Chateau Chenonceau
On autumn mornings and evenings in the Loire valley the river’s mist is so impenetrable that its many chateaux appear as ghostly forms only as you draw near them. Up close, colours are thrown into relief against the indistinct landscape. The green of formal gardens and blue of slate roofs are particularly vivid. Nowhere is this effect more striking than at the Chateau Chenonceau, built on piers over the river itself.
You approach the chateau up a long alley vaulted with the boughs of tall plane trees, which loom out of the mist as you walk. The avenue’s end is only a faint grey blur, bounded by a pair of stone sphinxes that flank the walkway. Up ahead, the Chateau Chenonceau appears to float above the water. It is small, white, with blue pinnacles and towers. It sits atop the piers of an old mill and spans the river. As you reach it by a small bridge you feel like a lost wanderer in an especially fantastical story.
I had visited the chateau once before when I was sixteen and had found it deeply enchanting, by far my favourite of the Loire’s many chateaux. On my second visit to the region, just this year, I had chosen to end my trip at Chenonceau, on my last evening in the valley, without remembering what it was. I became giddy upon seeing the tree ally and realizing that I was back at the place I had most desired to see. I felt a remarkable resolution at being in that same place, a continuity of experience and self that had eluded me for some time.
I found myself caught in the rain part way down the ally and ran over the bridge to find refuge inside. It was in the evening and the chateau was empty. I lowered my shawl from my head and stepped onto the terracotta tiles of the front entry.

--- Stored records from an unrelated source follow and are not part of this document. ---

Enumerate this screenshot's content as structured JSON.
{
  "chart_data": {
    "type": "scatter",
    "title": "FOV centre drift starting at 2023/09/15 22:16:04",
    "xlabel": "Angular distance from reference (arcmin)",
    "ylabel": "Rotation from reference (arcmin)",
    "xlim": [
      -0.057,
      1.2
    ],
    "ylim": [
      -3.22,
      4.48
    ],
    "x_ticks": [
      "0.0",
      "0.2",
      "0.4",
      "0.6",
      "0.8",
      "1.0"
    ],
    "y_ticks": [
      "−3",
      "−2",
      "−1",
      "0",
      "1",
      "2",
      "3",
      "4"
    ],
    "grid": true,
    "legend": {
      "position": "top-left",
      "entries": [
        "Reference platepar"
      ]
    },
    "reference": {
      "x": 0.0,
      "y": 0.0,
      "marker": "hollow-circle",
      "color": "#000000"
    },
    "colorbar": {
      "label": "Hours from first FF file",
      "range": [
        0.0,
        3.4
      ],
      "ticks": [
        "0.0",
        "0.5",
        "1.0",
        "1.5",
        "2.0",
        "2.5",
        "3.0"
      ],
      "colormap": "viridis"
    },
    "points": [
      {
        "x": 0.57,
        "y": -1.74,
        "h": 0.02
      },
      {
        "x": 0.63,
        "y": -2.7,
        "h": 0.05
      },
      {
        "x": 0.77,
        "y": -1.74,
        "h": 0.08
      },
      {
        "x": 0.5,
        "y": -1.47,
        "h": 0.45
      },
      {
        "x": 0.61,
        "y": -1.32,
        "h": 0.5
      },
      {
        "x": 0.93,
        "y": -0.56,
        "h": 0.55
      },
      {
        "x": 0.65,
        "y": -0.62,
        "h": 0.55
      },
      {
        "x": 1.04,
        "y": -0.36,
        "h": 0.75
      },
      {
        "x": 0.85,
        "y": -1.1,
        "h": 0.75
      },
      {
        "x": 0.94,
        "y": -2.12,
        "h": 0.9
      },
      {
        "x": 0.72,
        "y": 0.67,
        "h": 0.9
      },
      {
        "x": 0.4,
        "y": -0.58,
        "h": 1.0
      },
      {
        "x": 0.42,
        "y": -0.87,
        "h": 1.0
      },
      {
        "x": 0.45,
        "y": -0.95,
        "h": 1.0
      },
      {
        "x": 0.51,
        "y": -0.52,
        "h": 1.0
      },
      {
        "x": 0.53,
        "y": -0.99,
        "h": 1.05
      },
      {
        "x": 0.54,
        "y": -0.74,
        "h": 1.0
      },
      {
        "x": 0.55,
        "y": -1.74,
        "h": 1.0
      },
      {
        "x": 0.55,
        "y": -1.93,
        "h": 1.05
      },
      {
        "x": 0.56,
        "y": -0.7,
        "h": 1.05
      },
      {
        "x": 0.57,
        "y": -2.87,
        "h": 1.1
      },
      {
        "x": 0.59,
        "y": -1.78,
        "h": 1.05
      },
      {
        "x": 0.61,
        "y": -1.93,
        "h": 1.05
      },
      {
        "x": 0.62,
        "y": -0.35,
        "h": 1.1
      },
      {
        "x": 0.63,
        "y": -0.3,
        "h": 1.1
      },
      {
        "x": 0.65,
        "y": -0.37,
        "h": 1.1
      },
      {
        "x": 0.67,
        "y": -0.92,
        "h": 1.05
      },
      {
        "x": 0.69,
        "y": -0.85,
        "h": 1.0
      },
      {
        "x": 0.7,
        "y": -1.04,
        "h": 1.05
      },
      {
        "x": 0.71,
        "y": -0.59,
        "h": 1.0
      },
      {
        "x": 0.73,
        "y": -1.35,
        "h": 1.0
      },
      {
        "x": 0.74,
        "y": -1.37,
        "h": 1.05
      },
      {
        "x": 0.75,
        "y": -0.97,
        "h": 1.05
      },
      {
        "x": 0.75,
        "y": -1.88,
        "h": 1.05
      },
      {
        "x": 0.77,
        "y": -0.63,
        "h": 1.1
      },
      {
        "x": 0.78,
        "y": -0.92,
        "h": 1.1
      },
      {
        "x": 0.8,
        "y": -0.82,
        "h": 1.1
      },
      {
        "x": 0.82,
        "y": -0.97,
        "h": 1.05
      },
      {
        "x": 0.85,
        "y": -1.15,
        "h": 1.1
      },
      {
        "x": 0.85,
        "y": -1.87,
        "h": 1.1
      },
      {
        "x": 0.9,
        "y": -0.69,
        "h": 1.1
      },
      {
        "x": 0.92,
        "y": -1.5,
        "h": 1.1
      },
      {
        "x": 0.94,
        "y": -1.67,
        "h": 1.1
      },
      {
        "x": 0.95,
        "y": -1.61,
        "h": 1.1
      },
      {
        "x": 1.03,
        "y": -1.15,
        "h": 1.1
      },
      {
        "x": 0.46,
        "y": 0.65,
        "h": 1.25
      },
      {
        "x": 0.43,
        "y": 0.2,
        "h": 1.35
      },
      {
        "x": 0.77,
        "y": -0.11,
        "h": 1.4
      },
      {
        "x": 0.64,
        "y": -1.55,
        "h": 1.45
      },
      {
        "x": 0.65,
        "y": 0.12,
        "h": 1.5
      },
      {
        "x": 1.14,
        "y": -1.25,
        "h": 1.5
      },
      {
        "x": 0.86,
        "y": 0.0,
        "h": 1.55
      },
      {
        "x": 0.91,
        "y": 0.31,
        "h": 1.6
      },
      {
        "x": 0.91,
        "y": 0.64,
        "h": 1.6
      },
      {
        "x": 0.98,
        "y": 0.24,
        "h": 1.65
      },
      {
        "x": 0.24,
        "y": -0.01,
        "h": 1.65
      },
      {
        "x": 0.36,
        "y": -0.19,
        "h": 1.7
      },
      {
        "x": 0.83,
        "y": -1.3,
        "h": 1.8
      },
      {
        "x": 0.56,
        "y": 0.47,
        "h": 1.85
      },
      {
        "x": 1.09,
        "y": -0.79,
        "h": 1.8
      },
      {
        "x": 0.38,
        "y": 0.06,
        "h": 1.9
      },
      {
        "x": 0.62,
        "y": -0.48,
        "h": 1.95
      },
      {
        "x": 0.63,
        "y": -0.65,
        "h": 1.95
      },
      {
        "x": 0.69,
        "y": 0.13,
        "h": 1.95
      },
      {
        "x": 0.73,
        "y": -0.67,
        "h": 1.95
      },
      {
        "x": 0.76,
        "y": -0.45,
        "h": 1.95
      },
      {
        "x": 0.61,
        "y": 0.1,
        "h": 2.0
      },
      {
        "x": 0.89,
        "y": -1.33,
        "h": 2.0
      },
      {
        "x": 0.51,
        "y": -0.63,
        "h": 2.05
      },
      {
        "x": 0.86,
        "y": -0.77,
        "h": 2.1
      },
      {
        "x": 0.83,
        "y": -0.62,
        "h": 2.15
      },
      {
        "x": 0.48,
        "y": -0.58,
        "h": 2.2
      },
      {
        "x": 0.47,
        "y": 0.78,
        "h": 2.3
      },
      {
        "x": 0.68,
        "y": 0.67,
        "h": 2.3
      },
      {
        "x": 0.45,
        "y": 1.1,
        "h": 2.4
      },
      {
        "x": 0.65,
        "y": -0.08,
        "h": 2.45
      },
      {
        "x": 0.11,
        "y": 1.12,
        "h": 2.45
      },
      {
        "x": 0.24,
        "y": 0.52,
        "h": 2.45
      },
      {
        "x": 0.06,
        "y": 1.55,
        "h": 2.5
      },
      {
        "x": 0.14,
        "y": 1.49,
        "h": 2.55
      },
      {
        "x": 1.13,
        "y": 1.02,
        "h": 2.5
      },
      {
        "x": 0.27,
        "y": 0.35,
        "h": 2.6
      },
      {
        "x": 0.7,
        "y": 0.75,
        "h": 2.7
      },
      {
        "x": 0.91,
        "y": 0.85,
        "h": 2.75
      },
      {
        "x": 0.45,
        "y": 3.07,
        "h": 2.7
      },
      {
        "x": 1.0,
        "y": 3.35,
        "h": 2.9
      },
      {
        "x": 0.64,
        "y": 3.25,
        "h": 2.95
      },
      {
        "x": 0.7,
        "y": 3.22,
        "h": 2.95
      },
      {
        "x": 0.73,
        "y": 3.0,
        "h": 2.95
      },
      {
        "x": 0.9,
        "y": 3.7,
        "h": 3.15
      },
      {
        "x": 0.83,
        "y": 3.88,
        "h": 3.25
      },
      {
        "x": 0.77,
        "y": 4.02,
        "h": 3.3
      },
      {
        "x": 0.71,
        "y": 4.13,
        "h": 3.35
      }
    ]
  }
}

Water dripped off my dress onto the floor.
The rooms are small, with high ceilings and lead-paned windows. They are comfortable, almost cosy, and I sat by an open window in one of the bedrooms and watched the rain fall on the water below me. The chateau is modeled after a Venetian palace, and it shares something of Venice’s surreal beauty, as well as naturally evoking the Venetian lagoon by its situation over the water. And yet with its fairy tale pinnacles it is distinctly of the Loire.
I spent hours wandering alone through the house: down its bright gallery lined with windows and tiled in white and black; into its low, glowing kitchens; up to its elegant bedrooms, and its rather sinister and dark top floor. Many of the rooms are adorned with Italian paintings, sumptuous Gobelin tapestries and courtly portraits. Their walls are lined in richly coloured silk and the floors were once elaborately painted. Now only remnants of the blue patterns remain around the edges of the rooms. It is a quiet, peaceful, and faintly echoing place. I lingered as long as I could, until the rain passed, before making my way back down the misty ally. I left feeling at home and very altered—which is to say, I realized how very little I had actually altered in the intervening years between my two visits to Chenonceau.